Originally posted by strk
way to make a straw man argument - however a logical fallacy
You said, "The more a president is ideologically driven the poorer leader he would be."
I consider these men to have been ideologically driven:
George Washington: A man who shocked the world by sticking to the ideal of the government he fought for and stepping down as General and again allowing Presidential power to pass from him to Adams.
Thomas Jefferson: An idealist if there ever was one
Abraham Lincoln: One who was so strongly against the division of the union due to the issue of slavery that contemporaries decided they could not abide by his presidency.

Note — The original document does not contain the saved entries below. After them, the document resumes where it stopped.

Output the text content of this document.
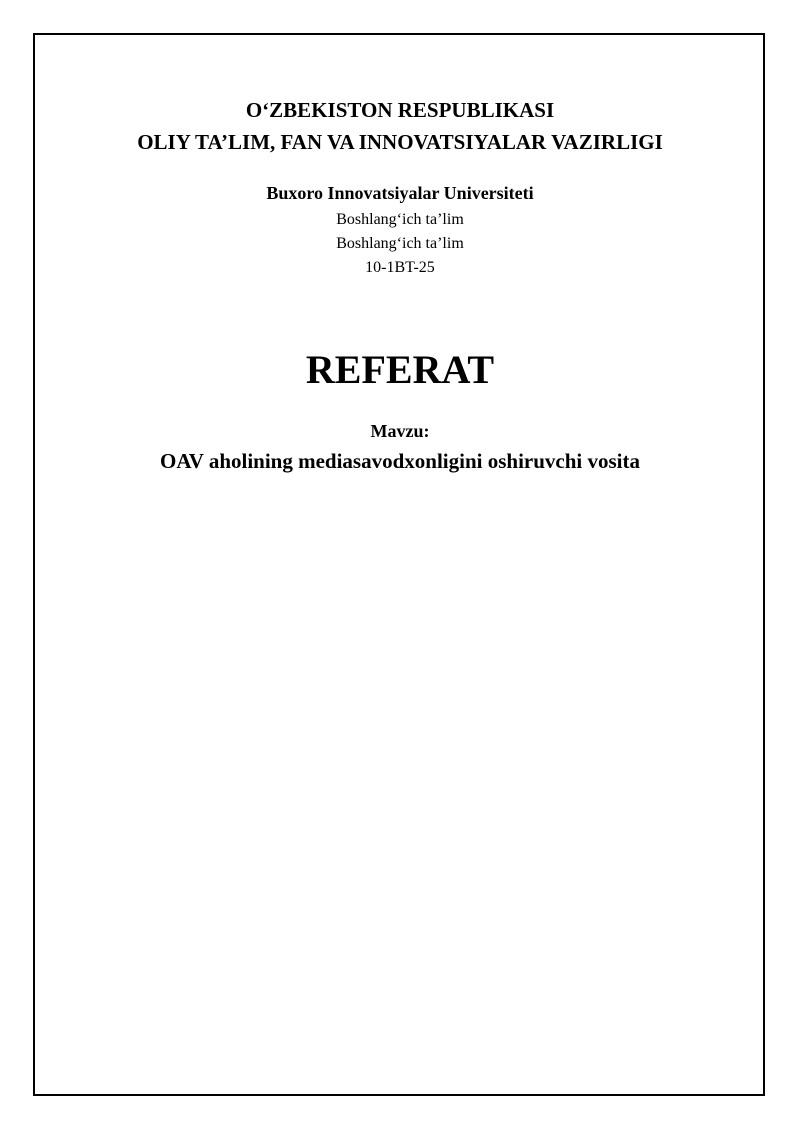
O‘ZBEKISTON RESPUBLIKASI

OLIY TA’LIM, FAN VA INNOVATSIYALAR VAZIRLIGI

Buxoro Innovatsiyalar Universiteti

Boshlang‘ich ta’lim

Boshlang‘ich ta’lim

10-1BT-25

REFERAT

Mavzu:

OAV aholining mediasavodxonligini oshiruvchi vosita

Theodore Roosevelt: A man who presided over and pushed for the USA emerging as a world power and who so believed in the canal he ill advisedly boasted "I took the isthmus"

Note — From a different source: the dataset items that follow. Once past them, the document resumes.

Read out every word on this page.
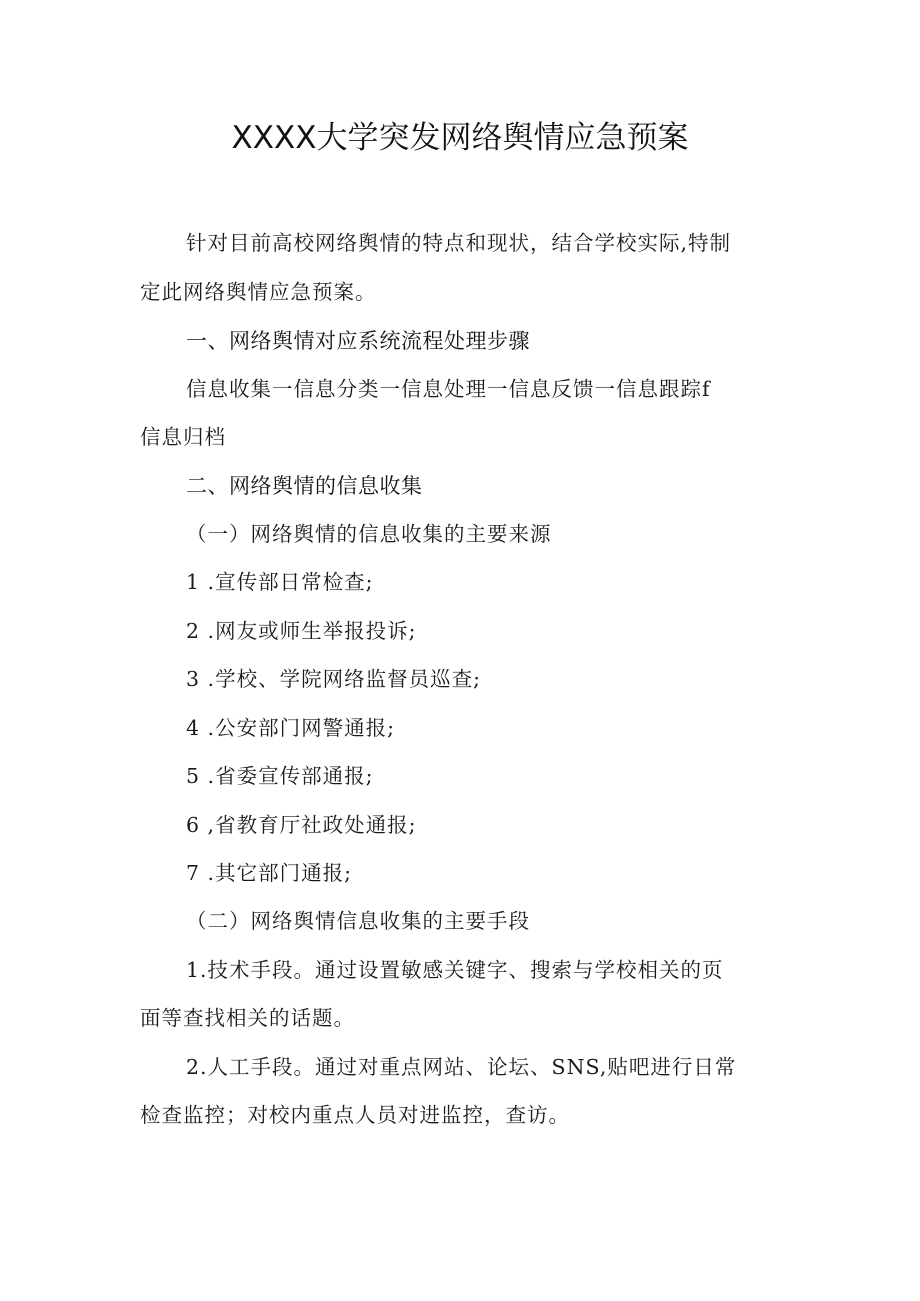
XXXX大学突发网络舆情应急预案
针对目前高校网络舆情的特点和现状，结合学校实际,特制
定此网络舆情应急预案。
一、网络舆情对应系统流程处理步骤
信息收集一信息分类一信息处理一信息反馈一信息跟踪f
信息归档
二、网络舆情的信息收集
（一）网络舆情的信息收集的主要来源
1 .宣传部日常检查;
2 .网友或师生举报投诉;
3 .学校、学院网络监督员巡查;
4 .公安部门网警通报;
5 .省委宣传部通报;
6 ,省教育厅社政处通报;
7 .其它部门通报;
（二）网络舆情信息收集的主要手段
1.技术手段。通过设置敏感关键字、搜索与学校相关的页
面等查找相关的话题。
2.人工手段。通过对重点网站、论坛、SNS,贴吧进行日常
检查监控；对校内重点人员对进监控，查访。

Franklin Roosevelt: A man who fundamentally changed the role of the federal government to allow for some economic regulation and provide some economic security for the citizenry.
Martin Luther King Jr.: a man who's idealism was the source of his influence and who influenced millions.
And just to allow for some internationalism, Mohandas Gandhi: perhaps the most idealistic leader of the modern age who influenced MLK and hastened the independance of a billion people.
If it is such a "straw man argument" you should have been able to destroy it. However if you stand by your statement, you must believe these men to have been poor leaders.